My God. Ronnie Overstreet was my brother. My half brother. But still, my brother.
He was the gloomiest person I’d ever seen. When I was just venturing from my playpen, he was a hunch-shouldered, greasy-haired, asthmatic boy of twelve. He wore rough dark-plaid jackets and hunting caps with the earflaps down, a melancholy boy hidden in sad clothes.
On the rare occasion he was in our house, he quietly glared at us, fuming at our cozy life. In my contentment, I never bothered to wonder where he slept, who fed him, or who took care of him. It was clear my parents were uncomfortable with him around.
This woman, this mother of mine, I didn’t know her after all.
Of all the mothers in the world, how could this all-giving one of mine, this overprotective, selfless parent who on so little money dressed me like a little empress, scraped together dollars to rent my high school band clarinet, and packed me off to summer camp, also be the mother of that miserable boy?
* * *
THAT NIGHT, I lay in the bed where I’d slept as a child. Of the two upstairs rooms, I had the better one.

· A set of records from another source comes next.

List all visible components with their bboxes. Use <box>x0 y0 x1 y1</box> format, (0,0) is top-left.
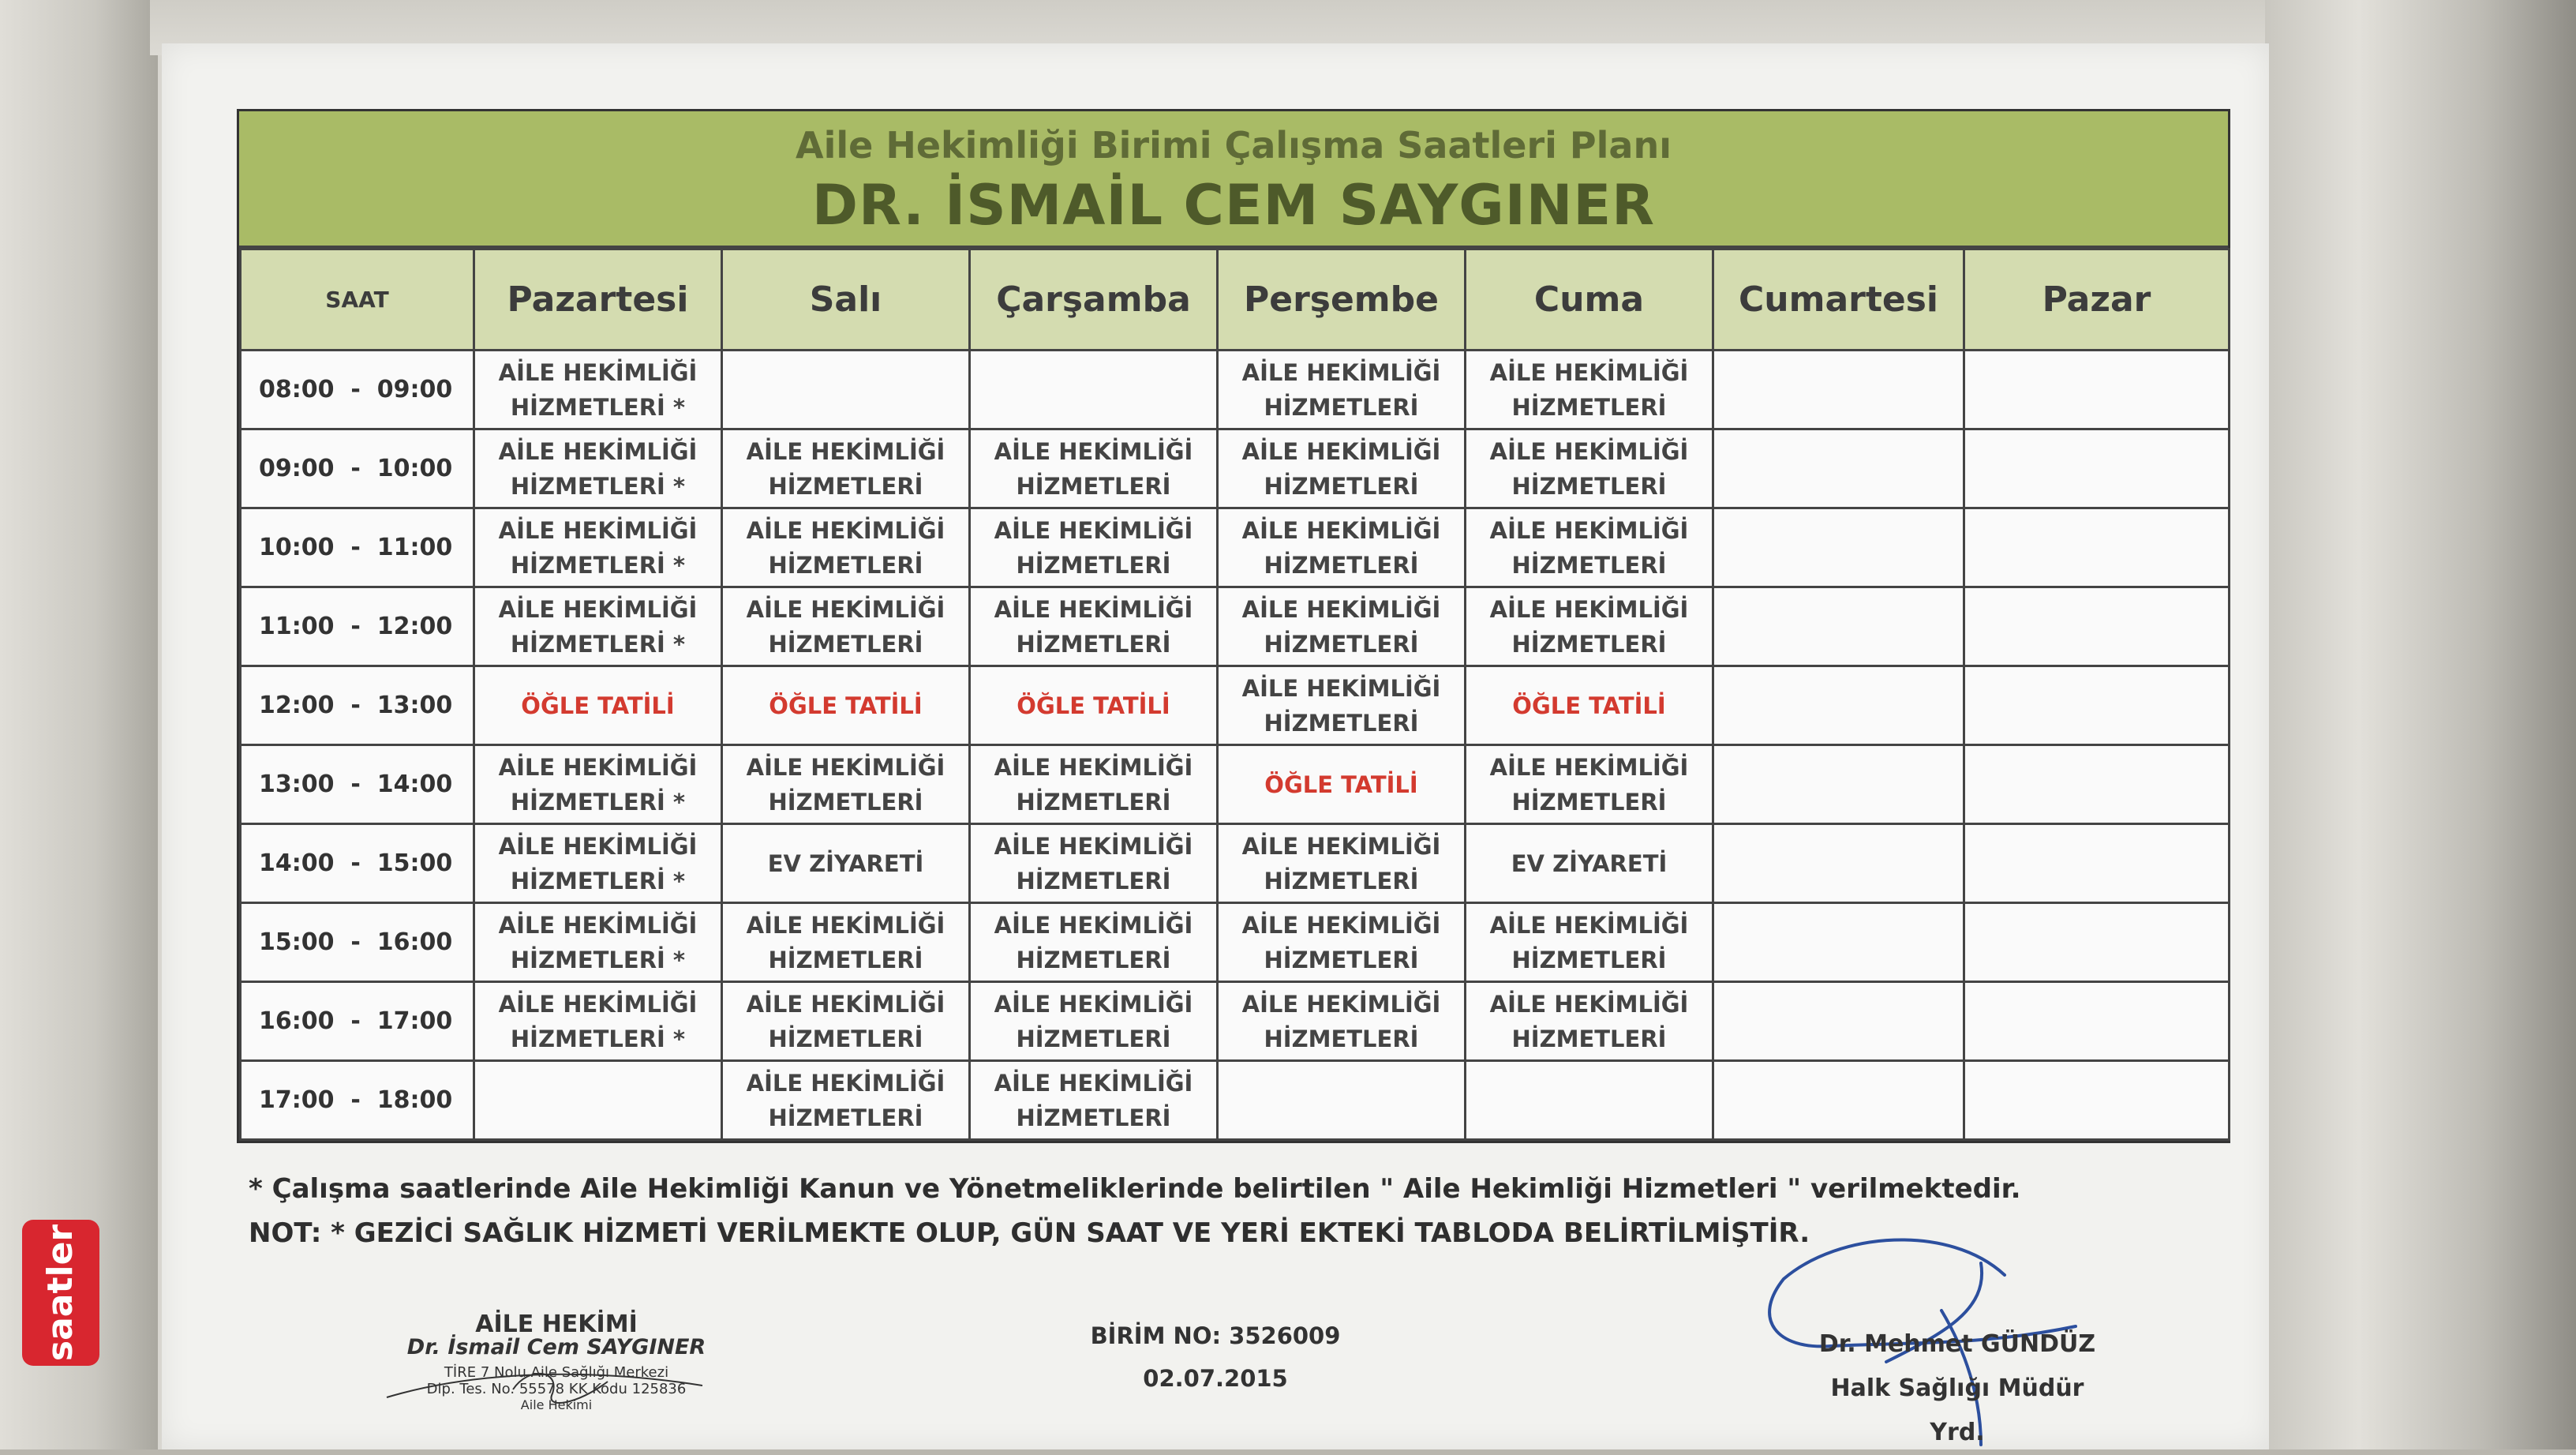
schedule-cell: AİLE HEKİMLİĞİ HİZMETLERİ <box>970 903 1218 982</box>
schedule-cell <box>722 351 970 429</box>
schedule-cell: AİLE HEKİMLİĞİ HİZMETLERİ <box>1218 587 1466 666</box>
schedule-cell <box>1713 508 1964 587</box>
time-slot: 15:00 - 16:00 <box>241 903 474 982</box>
schedule-cell: AİLE HEKİMLİĞİ HİZMETLERİ <box>1218 982 1466 1061</box>
schedule-cell <box>1964 429 2230 508</box>
schedule-row <box>241 982 2230 1061</box>
document-date: 02.07.2015 <box>1143 1365 1288 1392</box>
brand-sticker <box>22 1220 99 1366</box>
schedule-cell: AİLE HEKİMLİĞİ HİZMETLERİ <box>722 508 970 587</box>
schedule-cell: AİLE HEKİMLİĞİ HİZMETLERİ <box>970 982 1218 1061</box>
column-header-day: Cumartesi <box>1713 249 1964 351</box>
column-header-day: Salı <box>722 249 970 351</box>
schedule-row <box>241 1061 2230 1140</box>
column-header-day: Çarşamba <box>970 249 1218 351</box>
schedule-cell: ÖĞLE TATİLİ <box>474 666 722 745</box>
schedule-cell: AİLE HEKİMLİĞİ HİZMETLERİ <box>1218 351 1466 429</box>
schedule-cell <box>1713 824 1964 903</box>
schedule-cell: AİLE HEKİMLİĞİ HİZMETLERİ * <box>474 508 722 587</box>
schedule-cell: AİLE HEKİMLİĞİ HİZMETLERİ * <box>474 351 722 429</box>
column-header-day: Pazar <box>1964 249 2230 351</box>
schedule-cell <box>1713 745 1964 824</box>
schedule-cell: AİLE HEKİMLİĞİ HİZMETLERİ <box>1466 508 1713 587</box>
stamp-title: AİLE HEKİMİ <box>475 1311 638 1338</box>
column-header-row <box>241 249 2230 351</box>
schedule-cell: AİLE HEKİMLİĞİ HİZMETLERİ <box>722 1061 970 1140</box>
schedule-cell: AİLE HEKİMLİĞİ HİZMETLERİ <box>1466 587 1713 666</box>
column-header-day: Cuma <box>1466 249 1713 351</box>
schedule-cell <box>1964 666 2230 745</box>
schedule-row <box>241 587 2230 666</box>
schedule-cell <box>1964 824 2230 903</box>
schedule-cell: AİLE HEKİMLİĞİ HİZMETLERİ <box>1466 429 1713 508</box>
schedule-cell <box>1713 429 1964 508</box>
schedule-cell: AİLE HEKİMLİĞİ HİZMETLERİ <box>1218 508 1466 587</box>
schedule-cell <box>1964 351 2230 429</box>
schedule-cell: AİLE HEKİMLİĞİ HİZMETLERİ * <box>474 824 722 903</box>
schedule-cell <box>474 1061 722 1140</box>
stamp-signature-icon <box>371 1342 742 1421</box>
schedule-cell <box>1964 982 2230 1061</box>
schedule-cell <box>1713 587 1964 666</box>
schedule-cell <box>970 351 1218 429</box>
schedule-row <box>241 666 2230 745</box>
schedule-cell <box>1964 745 2230 824</box>
schedule-cell: AİLE HEKİMLİĞİ HİZMETLERİ <box>1218 903 1466 982</box>
schedule-cell <box>1964 903 2230 982</box>
time-slot: 08:00 - 09:00 <box>241 351 474 429</box>
schedule-cell <box>1964 1061 2230 1140</box>
schedule-cell <box>1964 508 2230 587</box>
time-slot: 16:00 - 17:00 <box>241 982 474 1061</box>
column-header-saat: SAAT <box>241 249 474 351</box>
unit-info <box>1089 1314 1342 1400</box>
schedule-row <box>241 508 2230 587</box>
schedule-cell: AİLE HEKİMLİĞİ HİZMETLERİ * <box>474 745 722 824</box>
signer-name: Dr. Mehmet GÜNDÜZ <box>1818 1330 2096 1358</box>
schedule-cell: AİLE HEKİMLİĞİ HİZMETLERİ <box>970 429 1218 508</box>
time-slot: 13:00 - 14:00 <box>241 745 474 824</box>
schedule-cell: AİLE HEKİMLİĞİ HİZMETLERİ <box>722 982 970 1061</box>
schedule-cell: AİLE HEKİMLİĞİ HİZMETLERİ <box>1218 824 1466 903</box>
schedule-table-container <box>237 109 2230 1143</box>
signer-block <box>1807 1322 2107 1455</box>
time-slot: 14:00 - 15:00 <box>241 824 474 903</box>
schedule-cell: AİLE HEKİMLİĞİ HİZMETLERİ <box>1218 429 1466 508</box>
schedule-row <box>241 824 2230 903</box>
stamp-name: Dr. İsmail Cem SAYGINER <box>406 1335 706 1359</box>
schedule-row <box>241 745 2230 824</box>
schedule-cell: AİLE HEKİMLİĞİ HİZMETLERİ <box>970 824 1218 903</box>
schedule-row <box>241 903 2230 982</box>
schedule-body <box>241 351 2230 1140</box>
time-slot: 17:00 - 18:00 <box>241 1061 474 1140</box>
signer-title: Halk Sağlığı Müdür Yrd. <box>1830 1374 2084 1446</box>
schedule-cell: ÖĞLE TATİLİ <box>970 666 1218 745</box>
schedule-cell: AİLE HEKİMLİĞİ HİZMETLERİ <box>1466 903 1713 982</box>
schedule-cell <box>1713 982 1964 1061</box>
schedule-row <box>241 429 2230 508</box>
schedule-cell: AİLE HEKİMLİĞİ HİZMETLERİ * <box>474 982 722 1061</box>
plan-title: Aile Hekimliği Birimi Çalışma Saatleri Planı <box>796 124 1672 167</box>
schedule-row <box>241 351 2230 429</box>
schedule-cell: AİLE HEKİMLİĞİ HİZMETLERİ <box>970 508 1218 587</box>
schedule-cell: AİLE HEKİMLİĞİ HİZMETLERİ <box>970 1061 1218 1140</box>
time-slot: 10:00 - 11:00 <box>241 508 474 587</box>
frame-right-edge <box>2265 0 2576 1449</box>
unit-number: BİRİM NO: 3526009 <box>1090 1322 1341 1349</box>
schedule-cell <box>1713 666 1964 745</box>
schedule-cell: AİLE HEKİMLİĞİ HİZMETLERİ * <box>474 587 722 666</box>
stamp-line-3: Aile Hekimi <box>520 1397 593 1412</box>
stamp-line-2: Dip. Tes. No. 55578 KK Kodu 125836 <box>426 1381 687 1397</box>
schedule-cell: AİLE HEKİMLİĞİ HİZMETLERİ <box>970 587 1218 666</box>
schedule-table <box>239 248 2230 1141</box>
schedule-cell <box>1713 903 1964 982</box>
schedule-cell: ÖĞLE TATİLİ <box>1218 745 1466 824</box>
schedule-cell: AİLE HEKİMLİĞİ HİZMETLERİ <box>722 429 970 508</box>
schedule-cell: AİLE HEKİMLİĞİ HİZMETLERİ <box>722 745 970 824</box>
schedule-cell: AİLE HEKİMLİĞİ HİZMETLERİ <box>1466 982 1713 1061</box>
time-slot: 12:00 - 13:00 <box>241 666 474 745</box>
schedule-cell: AİLE HEKİMLİĞİ HİZMETLERİ <box>1466 745 1713 824</box>
schedule-cell: AİLE HEKİMLİĞİ HİZMETLERİ <box>722 587 970 666</box>
schedule-cell <box>1964 587 2230 666</box>
schedule-cell: AİLE HEKİMLİĞİ HİZMETLERİ <box>970 745 1218 824</box>
schedule-cell <box>1466 1061 1713 1140</box>
note-line-1: * Çalışma saatlerinde Aile Hekimliği Kanun ve Yönetmeliklerinde belirtilen " Aile Hekimliği Hizmetleri " verilmektedir. <box>249 1173 2021 1205</box>
stamp-line-1: TİRE 7 Nolu Aile Sağlığı Merkezi <box>444 1364 669 1381</box>
time-slot: 09:00 - 10:00 <box>241 429 474 508</box>
doctor-name: DR. İSMAİL CEM SAYGINER <box>811 173 1656 238</box>
schedule-cell: AİLE HEKİMLİĞİ HİZMETLERİ <box>1218 666 1466 745</box>
schedule-cell: AİLE HEKİMLİĞİ HİZMETLERİ * <box>474 903 722 982</box>
doctor-stamp <box>371 1311 742 1421</box>
note-line-2: NOT: * GEZİCİ SAĞLIK HİZMETİ VERİLMEKTE OLUP, GÜN SAAT VE YERİ EKTEKİ TABLODA BELİRTİLMİŞTİR. <box>249 1217 1810 1249</box>
column-header-day: Pazartesi <box>474 249 722 351</box>
column-header-day: Perşembe <box>1218 249 1466 351</box>
schedule-cell: AİLE HEKİMLİĞİ HİZMETLERİ * <box>474 429 722 508</box>
schedule-cell: ÖĞLE TATİLİ <box>1466 666 1713 745</box>
schedule-cell: EV ZİYARETİ <box>1466 824 1713 903</box>
schedule-cell: EV ZİYARETİ <box>722 824 970 903</box>
schedule-header <box>239 111 2228 248</box>
time-slot: 11:00 - 12:00 <box>241 587 474 666</box>
schedule-cell <box>1218 1061 1466 1140</box>
schedule-cell: AİLE HEKİMLİĞİ HİZMETLERİ <box>722 903 970 982</box>
brand-sticker-label: saatler <box>40 1224 81 1362</box>
schedule-cell <box>1713 351 1964 429</box>
schedule-cell: ÖĞLE TATİLİ <box>722 666 970 745</box>
schedule-cell <box>1713 1061 1964 1140</box>
schedule-cell: AİLE HEKİMLİĞİ HİZMETLERİ <box>1466 351 1713 429</box>
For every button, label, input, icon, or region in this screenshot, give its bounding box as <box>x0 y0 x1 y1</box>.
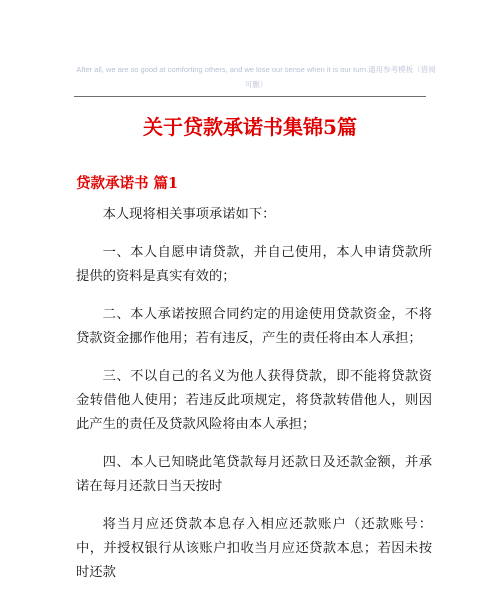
header-note: After all, we are so good at comforting others, and we lose our sense when it is our turn.通用参考模板（借阅可删） <box>76 65 436 89</box>
paragraph: 将当月应还贷款本息存入相应还款账户（还款账号： 中，并授权银行从该账户扣收当月应还贷款本息；若因未按时还款 <box>76 516 432 580</box>
document-title: 关于贷款承诺书集锦5篇 <box>143 115 357 139</box>
paragraph: 三、不以自己的名义为他人获得贷款，即不能将贷款资金转借他人使用；若违反此项规定，将贷款转借他人，则因此产生的责任及贷款风险将由本人承担； <box>76 368 432 432</box>
document-body <box>76 203 432 599</box>
paragraph: 四、本人已知晓此笔贷款每月还款日及还款金额，并承诺在每月还款日当天按时 <box>76 454 432 494</box>
paragraph: 一、本人自愿申请贷款，并自己使用，本人申请贷款所提供的资料是真实有效的； <box>76 244 432 284</box>
header-divider <box>74 96 426 97</box>
section-title: 贷款承诺书 篇1 <box>76 175 179 192</box>
paragraph: 本人现将相关事项承诺如下： <box>102 207 276 222</box>
paragraph: 二、本人承诺按照合同约定的用途使用贷款资金，不将贷款资金挪作他用；若有违反，产生的责任将由本人承担； <box>76 306 432 346</box>
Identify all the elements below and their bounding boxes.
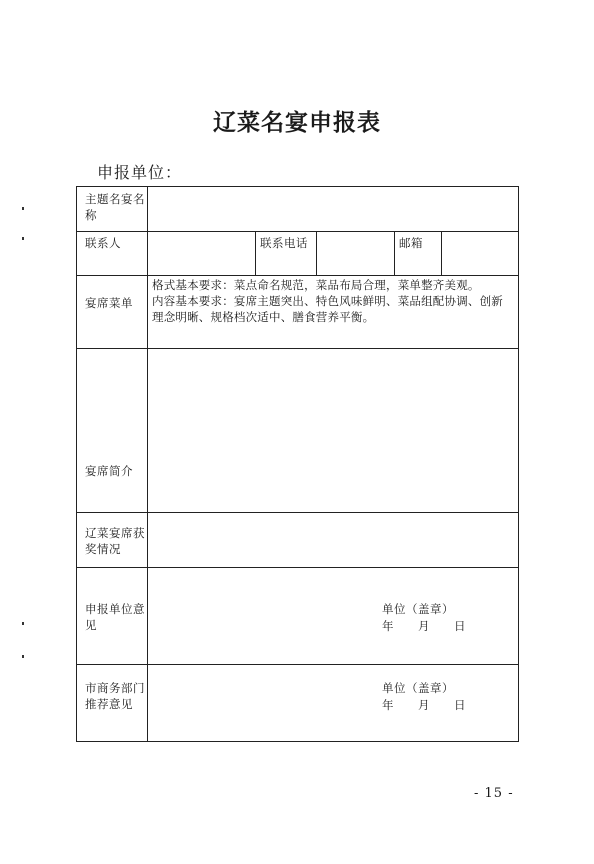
banquet-name-field[interactable] [149,189,514,229]
email-label: 邮箱 [399,236,423,250]
banquet-name-label: 主题名宴名称 [85,192,145,222]
column-divider [255,231,256,275]
row-divider [77,231,518,232]
scan-mark [22,207,24,210]
unit-date-label: 年 月 日 [382,619,466,633]
unit-opinion-label: 申报单位意见 [85,602,145,632]
email-field[interactable] [443,233,517,273]
column-divider [316,231,317,275]
application-form [76,186,519,742]
phone-field[interactable] [318,233,392,273]
menu-content-requirement: 内容基本要求：宴席主题突出、特色风味鲜明、菜品组配协调、创新理念明晰、规格档次适中、膳食营养平衡。 [152,294,503,324]
contact-label: 联系人 [85,236,121,250]
commerce-seal-label: 单位（盖章） [382,681,454,695]
row-divider [77,664,518,665]
phone-label: 联系电话 [260,236,308,250]
unit-seal-label: 单位（盖章） [382,602,454,616]
row-divider [77,512,518,513]
menu-label: 宴席菜单 [85,296,133,310]
page-number: - 15 - [474,786,514,801]
label-column-divider [147,187,148,741]
row-divider [77,348,518,349]
contact-field[interactable] [149,233,253,273]
commerce-opinion-label: 市商务部门推荐意见 [85,681,145,711]
menu-requirements [152,277,514,325]
menu-format-requirement: 格式基本要求：菜点命名规范，菜品布局合理，菜单整齐美观。 [152,278,480,292]
awards-field[interactable] [149,514,514,565]
scan-mark [22,622,24,625]
applicant-label: 申报单位： [97,163,183,182]
row-divider [77,567,518,568]
row-divider [77,275,518,276]
awards-label: 辽菜宴席获奖情况 [85,526,145,556]
column-divider [394,231,395,275]
intro-field[interactable] [149,350,514,510]
column-divider [441,231,442,275]
document-title: 辽菜名宴申报表 [213,110,381,136]
scan-mark [22,237,24,240]
commerce-date-label: 年 月 日 [382,698,466,712]
intro-label: 宴席简介 [85,464,133,478]
scan-mark [22,655,24,658]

Daddy needed to be able to look out over the dairy barn, the stables, the cows, the sheep, and to listen for the burglar alarm at the big house. He and Mom took the room on that side.
From my bed I could lie on my stomach and gaze through the window at the head of my bed, across the fields to Sugarloaf Mountain in the distance. In winter, I’d fall asleep in the most delicious of circumstances—snug under quilts and watching snow silently creep over the ridge, knowing I would awake to hear the Motorola radio atop the fridge downstairs announcing there’d be no school.
But that June night when my brother was born in my mind, I lay sleepless in the cool darkness, wondering about Ronnie, who his father was, and how it could be that I had a brother out there somewhere. Even then, I knew Ronnie had it hard; even then, I knew the contrasts between us. The very day I’d felt so cheeky, I’d been pulled back into the family shame.